Leeds is still waiting to hear about plans for a modern £245m trolleybus scheme, first discussed in 2007.

If approved, the new trolleybus network would link two park-and-ride sites at the edge of Leeds with the city centre.

A trolleybus has rubber tyres and runs on overhead electric power, unlike a tram which runs on rails in the ground.

The cities of Bradford and Leeds were the first in the UK to introduce trolley buses 100 years ago in June 1911.

Bradford was also the last place in the country to run trolleybuses using them until 1972.

In May this year Leeds City Council approved a bid to go to the Department for Transport.

Leeds City Council claimed the new scheme could generate around 4,000 jobs in Leeds and the wider city region, as well as around 1,000 jobs during the construction.

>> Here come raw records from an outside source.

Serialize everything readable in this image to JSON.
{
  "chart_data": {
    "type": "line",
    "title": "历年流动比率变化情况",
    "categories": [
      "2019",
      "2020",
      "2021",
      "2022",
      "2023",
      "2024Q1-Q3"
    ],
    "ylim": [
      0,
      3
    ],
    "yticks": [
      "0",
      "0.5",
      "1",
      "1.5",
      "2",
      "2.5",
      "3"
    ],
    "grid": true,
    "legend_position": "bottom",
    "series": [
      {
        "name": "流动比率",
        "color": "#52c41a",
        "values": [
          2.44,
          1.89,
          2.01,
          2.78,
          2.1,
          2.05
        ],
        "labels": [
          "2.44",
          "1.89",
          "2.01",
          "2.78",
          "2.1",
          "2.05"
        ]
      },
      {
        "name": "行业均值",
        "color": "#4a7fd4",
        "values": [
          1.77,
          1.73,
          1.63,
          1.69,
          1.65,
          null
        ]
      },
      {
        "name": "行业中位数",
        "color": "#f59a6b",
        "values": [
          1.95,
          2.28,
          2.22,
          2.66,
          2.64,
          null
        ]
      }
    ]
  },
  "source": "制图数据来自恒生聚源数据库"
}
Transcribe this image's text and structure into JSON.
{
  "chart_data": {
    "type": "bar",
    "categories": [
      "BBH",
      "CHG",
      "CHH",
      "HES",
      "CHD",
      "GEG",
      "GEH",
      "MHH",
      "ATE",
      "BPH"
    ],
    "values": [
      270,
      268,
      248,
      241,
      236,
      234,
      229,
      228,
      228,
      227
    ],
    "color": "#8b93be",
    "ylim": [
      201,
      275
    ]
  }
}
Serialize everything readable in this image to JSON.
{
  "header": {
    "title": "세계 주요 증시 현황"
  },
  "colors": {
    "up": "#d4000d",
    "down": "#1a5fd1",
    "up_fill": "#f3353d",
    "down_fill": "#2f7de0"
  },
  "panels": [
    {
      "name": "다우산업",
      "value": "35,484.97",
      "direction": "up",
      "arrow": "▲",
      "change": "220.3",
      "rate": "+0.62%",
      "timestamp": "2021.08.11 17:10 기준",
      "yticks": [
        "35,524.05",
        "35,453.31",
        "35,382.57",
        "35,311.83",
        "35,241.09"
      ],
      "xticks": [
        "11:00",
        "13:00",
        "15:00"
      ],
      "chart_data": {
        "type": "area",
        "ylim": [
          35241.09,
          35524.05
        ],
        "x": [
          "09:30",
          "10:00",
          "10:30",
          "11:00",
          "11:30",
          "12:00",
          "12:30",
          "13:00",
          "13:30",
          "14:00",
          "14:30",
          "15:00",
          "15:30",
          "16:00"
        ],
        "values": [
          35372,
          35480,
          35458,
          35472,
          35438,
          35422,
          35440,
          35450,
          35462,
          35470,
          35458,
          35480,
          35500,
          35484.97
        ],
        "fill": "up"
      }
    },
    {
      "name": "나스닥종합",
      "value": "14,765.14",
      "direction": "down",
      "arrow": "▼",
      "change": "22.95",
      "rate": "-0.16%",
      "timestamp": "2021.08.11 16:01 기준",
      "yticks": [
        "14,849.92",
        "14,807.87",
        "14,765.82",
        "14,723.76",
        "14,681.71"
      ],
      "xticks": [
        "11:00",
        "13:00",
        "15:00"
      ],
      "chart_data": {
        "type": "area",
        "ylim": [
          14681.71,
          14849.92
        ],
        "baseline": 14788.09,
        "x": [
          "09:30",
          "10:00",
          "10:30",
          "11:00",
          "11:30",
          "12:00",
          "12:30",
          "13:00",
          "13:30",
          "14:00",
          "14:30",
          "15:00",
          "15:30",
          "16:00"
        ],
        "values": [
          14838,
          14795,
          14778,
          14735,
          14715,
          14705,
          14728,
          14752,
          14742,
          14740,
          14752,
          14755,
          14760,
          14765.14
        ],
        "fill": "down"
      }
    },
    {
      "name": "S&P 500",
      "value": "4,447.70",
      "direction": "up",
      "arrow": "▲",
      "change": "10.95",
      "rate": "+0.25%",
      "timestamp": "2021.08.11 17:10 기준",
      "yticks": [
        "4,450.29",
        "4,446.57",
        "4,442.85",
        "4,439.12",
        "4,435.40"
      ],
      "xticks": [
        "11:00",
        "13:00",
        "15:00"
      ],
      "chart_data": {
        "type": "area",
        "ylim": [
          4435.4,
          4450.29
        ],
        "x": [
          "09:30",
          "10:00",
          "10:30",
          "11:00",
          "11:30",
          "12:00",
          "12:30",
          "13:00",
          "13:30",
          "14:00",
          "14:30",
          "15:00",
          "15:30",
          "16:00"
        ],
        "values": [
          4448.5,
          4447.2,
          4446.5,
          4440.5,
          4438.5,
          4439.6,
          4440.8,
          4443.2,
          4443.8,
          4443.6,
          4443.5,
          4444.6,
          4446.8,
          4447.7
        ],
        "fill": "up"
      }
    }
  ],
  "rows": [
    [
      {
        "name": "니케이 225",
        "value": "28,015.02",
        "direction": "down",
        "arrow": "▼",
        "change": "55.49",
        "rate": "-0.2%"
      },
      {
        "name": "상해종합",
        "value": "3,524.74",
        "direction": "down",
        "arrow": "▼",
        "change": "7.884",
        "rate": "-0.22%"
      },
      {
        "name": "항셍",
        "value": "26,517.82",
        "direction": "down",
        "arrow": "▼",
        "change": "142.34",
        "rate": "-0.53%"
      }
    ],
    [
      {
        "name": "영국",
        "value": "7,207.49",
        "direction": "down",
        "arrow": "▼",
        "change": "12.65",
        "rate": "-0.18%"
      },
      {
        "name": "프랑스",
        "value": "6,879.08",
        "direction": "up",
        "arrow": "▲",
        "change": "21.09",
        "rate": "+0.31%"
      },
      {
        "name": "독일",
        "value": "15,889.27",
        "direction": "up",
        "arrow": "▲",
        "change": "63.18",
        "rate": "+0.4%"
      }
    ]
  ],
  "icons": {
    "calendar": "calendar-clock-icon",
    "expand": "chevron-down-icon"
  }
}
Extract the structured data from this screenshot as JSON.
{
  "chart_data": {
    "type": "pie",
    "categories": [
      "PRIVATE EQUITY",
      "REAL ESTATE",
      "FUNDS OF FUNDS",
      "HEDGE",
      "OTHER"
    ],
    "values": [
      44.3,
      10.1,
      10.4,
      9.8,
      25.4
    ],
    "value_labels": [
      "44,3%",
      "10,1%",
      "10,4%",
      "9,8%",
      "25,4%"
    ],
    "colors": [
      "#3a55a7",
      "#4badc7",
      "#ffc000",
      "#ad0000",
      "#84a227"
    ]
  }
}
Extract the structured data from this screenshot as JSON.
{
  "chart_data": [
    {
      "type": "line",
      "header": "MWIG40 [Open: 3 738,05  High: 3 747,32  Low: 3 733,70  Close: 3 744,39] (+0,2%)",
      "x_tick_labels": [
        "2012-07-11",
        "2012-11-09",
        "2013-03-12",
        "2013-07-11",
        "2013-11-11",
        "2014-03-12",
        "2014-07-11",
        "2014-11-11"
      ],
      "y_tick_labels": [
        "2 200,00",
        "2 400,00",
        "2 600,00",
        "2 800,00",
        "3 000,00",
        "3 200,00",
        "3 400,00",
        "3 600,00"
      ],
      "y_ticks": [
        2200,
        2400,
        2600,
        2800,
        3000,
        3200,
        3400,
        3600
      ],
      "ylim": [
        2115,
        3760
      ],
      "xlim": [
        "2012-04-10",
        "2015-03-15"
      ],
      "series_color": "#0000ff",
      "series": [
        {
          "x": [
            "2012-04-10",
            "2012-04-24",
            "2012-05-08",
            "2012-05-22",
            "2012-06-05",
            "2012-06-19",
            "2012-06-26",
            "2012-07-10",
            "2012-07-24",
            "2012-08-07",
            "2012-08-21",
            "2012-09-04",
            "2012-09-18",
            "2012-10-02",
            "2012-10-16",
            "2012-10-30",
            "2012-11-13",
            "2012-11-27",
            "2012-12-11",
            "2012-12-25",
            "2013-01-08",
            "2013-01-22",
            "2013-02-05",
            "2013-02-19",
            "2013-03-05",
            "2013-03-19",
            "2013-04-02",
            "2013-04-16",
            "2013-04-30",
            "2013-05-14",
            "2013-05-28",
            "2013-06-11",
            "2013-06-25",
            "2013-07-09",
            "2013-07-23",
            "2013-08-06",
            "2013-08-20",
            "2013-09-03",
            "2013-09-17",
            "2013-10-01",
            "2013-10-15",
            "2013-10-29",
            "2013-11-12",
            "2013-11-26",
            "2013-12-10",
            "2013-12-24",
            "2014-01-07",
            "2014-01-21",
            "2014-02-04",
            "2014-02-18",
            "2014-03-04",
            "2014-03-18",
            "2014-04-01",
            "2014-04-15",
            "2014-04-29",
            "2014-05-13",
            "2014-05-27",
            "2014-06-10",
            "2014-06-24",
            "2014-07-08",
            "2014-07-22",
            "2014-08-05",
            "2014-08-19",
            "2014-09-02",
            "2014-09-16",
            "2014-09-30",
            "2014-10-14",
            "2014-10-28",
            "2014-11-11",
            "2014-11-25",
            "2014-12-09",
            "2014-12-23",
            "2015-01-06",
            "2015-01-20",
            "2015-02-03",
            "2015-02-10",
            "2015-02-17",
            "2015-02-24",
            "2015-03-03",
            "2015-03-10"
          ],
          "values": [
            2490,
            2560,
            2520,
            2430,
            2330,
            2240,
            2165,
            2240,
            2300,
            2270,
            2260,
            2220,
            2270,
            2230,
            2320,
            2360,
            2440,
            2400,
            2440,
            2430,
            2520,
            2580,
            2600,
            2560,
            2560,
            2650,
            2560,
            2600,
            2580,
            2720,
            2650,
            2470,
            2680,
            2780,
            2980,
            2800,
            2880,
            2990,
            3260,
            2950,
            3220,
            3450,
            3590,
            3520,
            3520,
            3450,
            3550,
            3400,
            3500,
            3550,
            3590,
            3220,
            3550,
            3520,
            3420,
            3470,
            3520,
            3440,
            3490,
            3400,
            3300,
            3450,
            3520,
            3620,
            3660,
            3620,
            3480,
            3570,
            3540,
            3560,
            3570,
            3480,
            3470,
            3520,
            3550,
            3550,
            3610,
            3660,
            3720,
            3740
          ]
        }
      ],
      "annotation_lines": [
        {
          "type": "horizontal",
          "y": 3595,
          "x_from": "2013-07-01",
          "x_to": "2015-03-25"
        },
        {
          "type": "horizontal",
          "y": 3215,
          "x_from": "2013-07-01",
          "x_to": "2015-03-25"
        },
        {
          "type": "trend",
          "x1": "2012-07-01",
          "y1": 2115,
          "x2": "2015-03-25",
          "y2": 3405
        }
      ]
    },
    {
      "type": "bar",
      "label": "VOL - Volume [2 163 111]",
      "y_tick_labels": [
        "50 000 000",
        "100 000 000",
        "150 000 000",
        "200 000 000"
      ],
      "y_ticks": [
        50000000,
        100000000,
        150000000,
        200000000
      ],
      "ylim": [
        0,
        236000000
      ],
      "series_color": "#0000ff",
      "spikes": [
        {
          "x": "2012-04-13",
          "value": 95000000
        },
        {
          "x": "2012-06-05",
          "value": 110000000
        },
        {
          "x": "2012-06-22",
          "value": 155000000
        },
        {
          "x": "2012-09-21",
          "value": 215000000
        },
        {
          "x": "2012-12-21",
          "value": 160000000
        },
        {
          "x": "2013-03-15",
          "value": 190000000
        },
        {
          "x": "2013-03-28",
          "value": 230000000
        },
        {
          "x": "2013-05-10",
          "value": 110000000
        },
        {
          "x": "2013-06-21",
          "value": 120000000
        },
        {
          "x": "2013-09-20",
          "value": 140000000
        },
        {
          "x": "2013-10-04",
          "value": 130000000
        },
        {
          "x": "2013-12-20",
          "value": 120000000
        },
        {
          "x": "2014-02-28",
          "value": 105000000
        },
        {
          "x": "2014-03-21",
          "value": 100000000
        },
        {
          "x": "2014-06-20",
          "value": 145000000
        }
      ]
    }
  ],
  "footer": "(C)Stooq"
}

The council expects that a government decision will not be made until after September 2011.

Stanley King, a former Bradford councillor and member of the transport committee, who is a trolleybus enthusiast, said: "I hope the new Leeds scheme happens, the system would be a catalyst for the rest of the country and show everybody how easy it would be to run."

Image caption,
This trolleybus at Bradford Industrial Museum was last used in 1972

In the early years of the 20th Century in Bradford, public transport services to outlying villages were thought to not justify the cost of a tramway and trolleybuses, already running in continental Europe, were seen as a cheap and reliable system.

The first route introduced in Bradford was from Laisterdyke to Dudley Hill.

The Bradford corporation of the time even had its own electricity-generating works so power for the buses was cheap, and the surplus power was used to provide some of the city's domestic electricity.

Mr King said: "Bradford is hilly and that was ideal for the system. The buses used electricity only when accelerating; they climbed hills surprisingly well."

At the system's peak there were 47 miles of route and around 200 trolleybuses in the city.

On the main route there was a bus about every three minutes, and Mr King remembered "an endless procession of trolleybuses".